> aes(x='np.log(B - A)')

I never understood the pattern of putting source code in a string. Why not just use np.log(B - A) directly and configure the function to accept columns? With strings you lose highlighting, semantic analysis from editors, as well as the ability to know what computations are happening when and where. There seems to be no point and significant drawback to this, what's the rationale?

It's because R is lazily evaluated and Python is eagerly evaluated [1].

Eager evaluation is when the interpreter evaluates the argument np.log(B-A) BEFORE passing it into aes(). aes() can only see the resulting VALUE, not the EXPRESSION itself.

In contrast, lazy evaluation means that aes() gets the raw expression as an argument. It can evaluate it, pass it on to another function, or otherwise manipulate it (e.g. serialize it back to a string).

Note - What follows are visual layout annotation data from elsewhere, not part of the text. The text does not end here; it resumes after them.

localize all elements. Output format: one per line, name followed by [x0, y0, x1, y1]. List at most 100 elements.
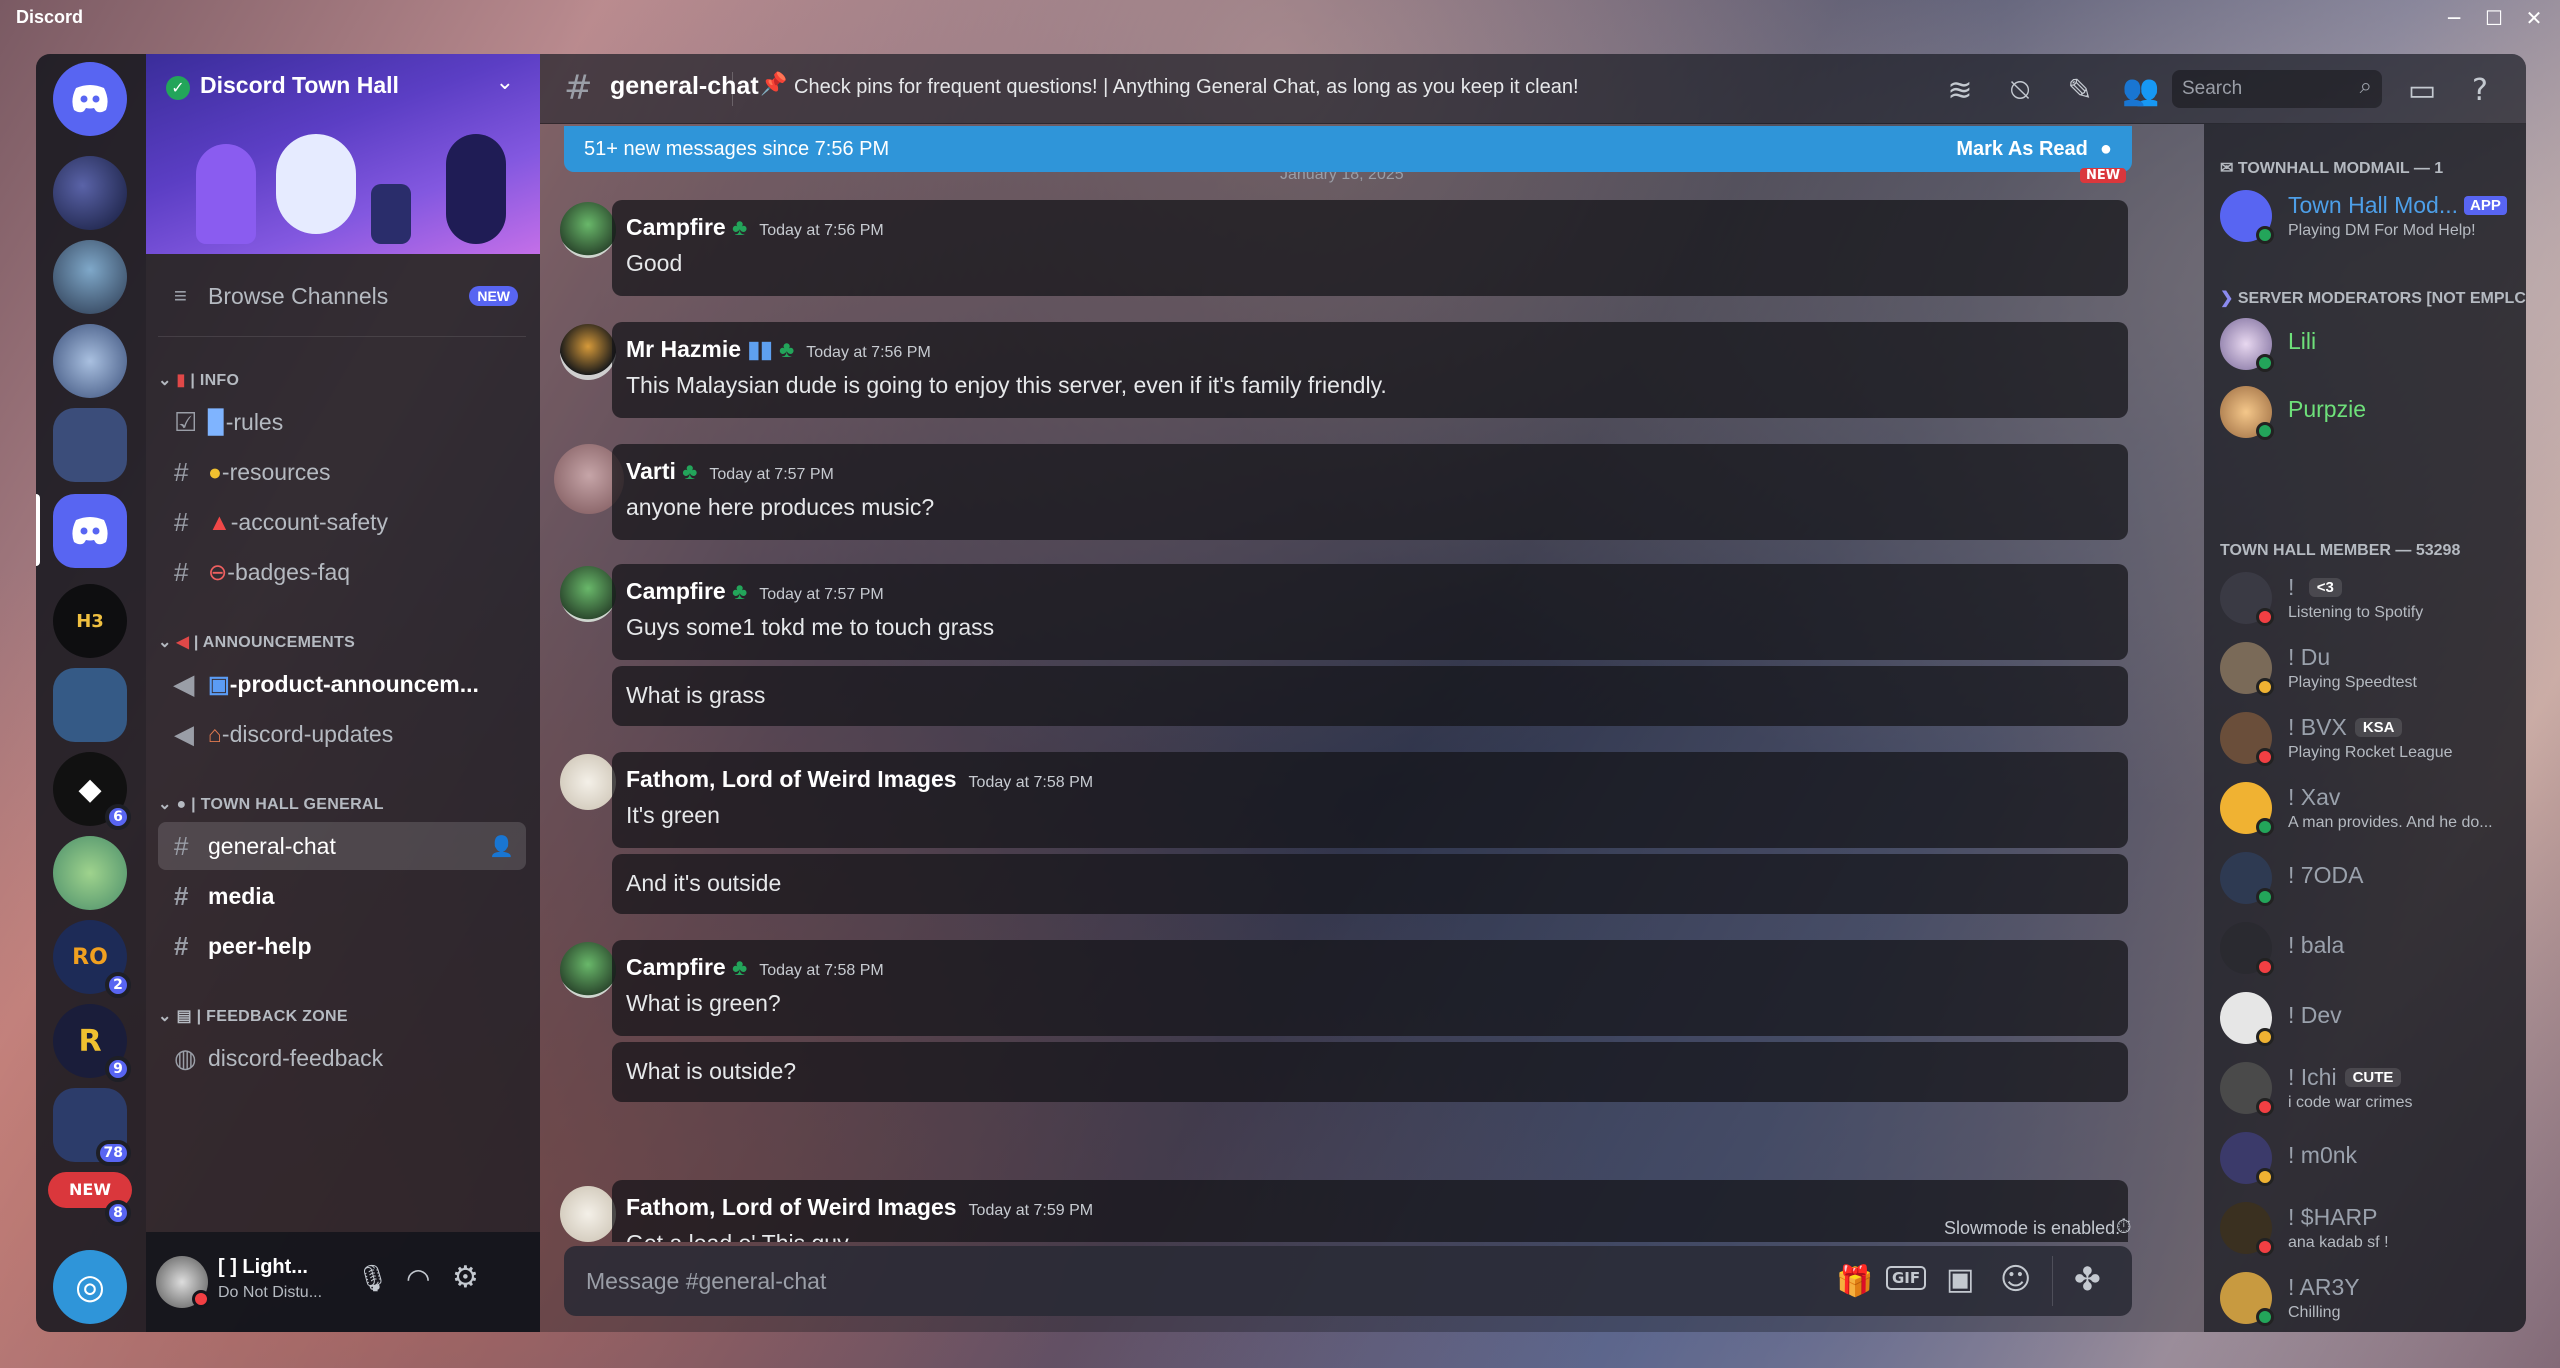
- member-list-icon[interactable]: 👥: [2122, 73, 2159, 109]
- apps-icon[interactable]: ✤: [2074, 1260, 2101, 1298]
- gif-icon[interactable]: GIF: [1886, 1266, 1927, 1290]
- browse-channels-button[interactable]: ≡ Browse Channels NEW: [158, 272, 526, 320]
- message-timestamp: Today at 7:58 PM: [968, 774, 1094, 791]
- help-icon[interactable]: ?: [2462, 73, 2498, 109]
- avatar[interactable]: [560, 566, 616, 622]
- member-item[interactable]: ! <3 Listening to Spotify: [2220, 568, 2520, 630]
- member-item[interactable]: Town Hall Mod... APP Playing DM For Mod H…: [2220, 186, 2520, 248]
- flag-icon: ▮▮: [747, 336, 773, 362]
- minimize-icon[interactable]: ─: [2432, 2, 2476, 34]
- message: What is outside?: [612, 1042, 2128, 1102]
- maximize-icon[interactable]: ☐: [2472, 2, 2516, 34]
- gift-icon[interactable]: 🎁: [1836, 1264, 1873, 1299]
- message-author[interactable]: Fathom, Lord of Weird Images Today at 7:5…: [626, 766, 1093, 793]
- member-item[interactable]: ! AR3Y Chilling: [2220, 1268, 2520, 1330]
- headphones-icon[interactable]: ◠: [406, 1262, 430, 1295]
- member-item[interactable]: Purpzie: [2220, 382, 2520, 444]
- category-info[interactable]: ⌄ ▮ | INFO: [158, 370, 239, 390]
- channel-rules[interactable]: ☑ ▉ -rules: [158, 398, 526, 446]
- channel-discord-feedback[interactable]: ◍ discord-feedback: [158, 1034, 526, 1082]
- channel-product-announcements[interactable]: ◀ ▣ -product-announcem...: [158, 660, 526, 708]
- server-icon[interactable]: RO 2: [53, 920, 131, 998]
- server-folder[interactable]: [53, 668, 127, 742]
- category-town-hall-general[interactable]: ⌄ ● | TOWN HALL GENERAL: [158, 794, 384, 814]
- message-author[interactable]: Campfire ♣ Today at 7:56 PM: [626, 214, 884, 241]
- channel-badges-faq[interactable]: # ⊖ -badges-faq: [158, 548, 526, 596]
- member-category: ❯ SERVER MODERATORS [NOT EMPLC: [2220, 288, 2526, 308]
- message-author[interactable]: Campfire ♣ Today at 7:57 PM: [626, 578, 884, 605]
- server-discord-town-hall[interactable]: [53, 494, 127, 568]
- gear-icon[interactable]: ⚙: [452, 1260, 479, 1295]
- microphone-icon[interactable]: 🎙: [356, 1264, 389, 1294]
- channel-topic[interactable]: Check pins for frequent questions! | Any…: [794, 76, 1579, 99]
- server-folder[interactable]: [53, 408, 127, 482]
- member-item[interactable]: ! m0nk: [2220, 1128, 2520, 1190]
- channel-media[interactable]: # media: [158, 872, 526, 920]
- inbox-icon[interactable]: ▭: [2404, 73, 2440, 109]
- server-name[interactable]: Discord Town Hall: [200, 72, 399, 99]
- member-item[interactable]: ! Dev: [2220, 988, 2520, 1050]
- avatar[interactable]: [560, 324, 616, 380]
- message-author[interactable]: Fathom, Lord of Weird Images Today at 7:5…: [626, 1194, 1093, 1221]
- member-item[interactable]: ! bala: [2220, 918, 2520, 980]
- threads-icon[interactable]: ≋: [1942, 73, 1978, 109]
- add-member-icon[interactable]: 👤: [489, 834, 514, 859]
- avatar[interactable]: [560, 942, 616, 998]
- channel-discord-updates[interactable]: ◀ ⌂ -discord-updates: [158, 710, 526, 758]
- message: Fathom, Lord of Weird Images Today at 7:5…: [612, 752, 2128, 848]
- member-item[interactable]: ! $HARP ana kadab sf !: [2220, 1198, 2520, 1260]
- category-announcements[interactable]: ⌄ ◀ | ANNOUNCEMENTS: [158, 632, 355, 652]
- close-icon[interactable]: ✕: [2512, 2, 2556, 34]
- message-timestamp: Today at 7:59 PM: [968, 1202, 1094, 1219]
- server-icon[interactable]: [53, 836, 127, 910]
- channel-resources[interactable]: # ● -resources: [158, 448, 526, 496]
- direct-messages-button[interactable]: [53, 62, 127, 136]
- avatar[interactable]: [560, 1186, 616, 1242]
- server-folder[interactable]: 78: [53, 1088, 131, 1166]
- category-feedback-zone[interactable]: ⌄ ▤ | FEEDBACK ZONE: [158, 1006, 348, 1026]
- new-badge: NEW: [469, 286, 518, 306]
- member-name: ! 7ODA: [2288, 862, 2363, 889]
- channel-general-chat[interactable]: # general-chat 👤: [158, 822, 526, 870]
- member-item[interactable]: ! Xav A man provides. And he do...: [2220, 778, 2520, 840]
- member-item[interactable]: ! Du Playing Speedtest: [2220, 638, 2520, 700]
- server-icon[interactable]: [53, 240, 127, 314]
- server-icon[interactable]: R9: [53, 1004, 131, 1082]
- chevron-down-icon[interactable]: ⌄: [496, 70, 514, 95]
- browse-icon: ≡: [174, 283, 187, 308]
- message-author[interactable]: Varti ♣ Today at 7:57 PM: [626, 458, 834, 485]
- discover-button[interactable]: ◎: [53, 1250, 127, 1324]
- message-composer[interactable]: Message #general-chat 🎁 GIF ▣ ☺ ✤: [564, 1246, 2132, 1316]
- idle-status-icon: [2256, 1028, 2274, 1046]
- server-icon[interactable]: H3: [53, 584, 127, 658]
- member-name-text: ! $HARP: [2288, 1204, 2378, 1230]
- unread-badge: 8: [105, 1200, 131, 1226]
- mark-as-read-button[interactable]: Mark As Read: [1956, 138, 2088, 161]
- member-item[interactable]: ! 7ODA: [2220, 848, 2520, 910]
- category-label: | TOWN HALL GENERAL: [191, 796, 384, 813]
- unread-badge: 78: [95, 1140, 131, 1166]
- search-input[interactable]: Search ⌕: [2172, 70, 2382, 108]
- notifications-muted-icon[interactable]: ⍉: [2002, 73, 2038, 109]
- server-icon[interactable]: [53, 324, 127, 398]
- server-icon[interactable]: ◆ 6: [53, 752, 131, 830]
- channel-account-safety[interactable]: # ▲ -account-safety: [158, 498, 526, 546]
- channel-peer-help[interactable]: # peer-help: [158, 922, 526, 970]
- message-author[interactable]: Mr Hazmie ▮▮ ♣ Today at 7:56 PM: [626, 336, 931, 363]
- message-author[interactable]: Campfire ♣ Today at 7:58 PM: [626, 954, 884, 981]
- pinned-messages-icon[interactable]: ✎: [2062, 73, 2098, 109]
- avatar[interactable]: [560, 202, 616, 258]
- new-servers-button[interactable]: NEW 8: [48, 1172, 132, 1226]
- category-label: TOWNHALL MODMAIL — 1: [2237, 160, 2444, 177]
- member-item[interactable]: ! BVX KSA Playing Rocket League: [2220, 708, 2520, 770]
- message-input[interactable]: Message #general-chat: [586, 1268, 826, 1295]
- avatar[interactable]: [560, 754, 616, 810]
- new-messages-bar[interactable]: 51+ new messages since 7:56 PM Mark As R…: [564, 126, 2132, 172]
- member-name-text: ! Dev: [2288, 1002, 2342, 1028]
- member-item[interactable]: Lili: [2220, 314, 2520, 376]
- emoji-icon[interactable]: ☺: [2000, 1262, 2031, 1297]
- member-item[interactable]: ! Ichi CUTE i code war crimes: [2220, 1058, 2520, 1120]
- server-icon[interactable]: [53, 156, 127, 230]
- username[interactable]: [ ] Light...: [218, 1256, 308, 1279]
- sticker-icon[interactable]: ▣: [1946, 1262, 1974, 1297]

In the case of ggplot, this is used to actually evaluate the expression at DIFFERENT values, so you can plot it. Suppose you want to plot f(x) = square(x). It doesn't make any sense to write plot(square(x)), because if x = 5.0, you will get plot(25.0), and you can't make the plot. plot(lambda x: square(x)) make more sense, because then the plot() function can evaluate it with 100 different values of x to get 100 pixel values.

And it's also used to print the expression on the axes. That is, you actually want to print the expression "square(x)" on the graph. You don't want print "25.0" on the graph -- that makes no sense.

This is related to the concept of quotations in Lisp. Quotations are UNEVALUATED program fragments. In Lisp it's an AST, but in Python or any other dynamic language, it has to be a string. In C there is no way to do this (short of shelling out to the C compiler at runtime, which some people have actually done ...)

[1] R has crazy caveats, but that's beyond the scope of this post...

quantumtremor

So why not accept a lambda? I saw that http://stackoverflow.com/questions/334851/print-the-code-whi... gives you the source, though I'm not sure if it'll always work. This does work though:

  ~ λ echo "a = lambda x: x * 2" > test.py
  ~ λ py -i test.py               
  IPython 4.2.0 -- An enhanced Interactive Python.
  In [1]: a(2)
  Out[1]: 4
  In [2]: import inspect
  In [3]: inspect.getsource(a)
  Out[3]: 'a = lambda x: x * 2\n'

I'm definitely a big fan of using Lisp's quoting for code-as-data, but I feel stringifying it makes the problem even worse.

chubot

Yeah that's a good point. I haven't used this ggplot library, but it seems like it could use lambdas. And then you don't break syntax highlighting.

One other place I've seen this done is in the numexpr for Python.

https://github.com/pydata/numexpr

It does seem like this

    ne.evaluate('a*b-4.1*a > 2.5*b')

could be

    ne.evaluate(lambda a, b: a*b - 4.1*a > 2.5*b)

The lambda is never executed because it compiles to machine code and not Python byte code, but that shouldn't make a difference. You should still be able to use the AST of the body as input to the compiler.

And then a and b have to be pulled out of locals() automatically or something.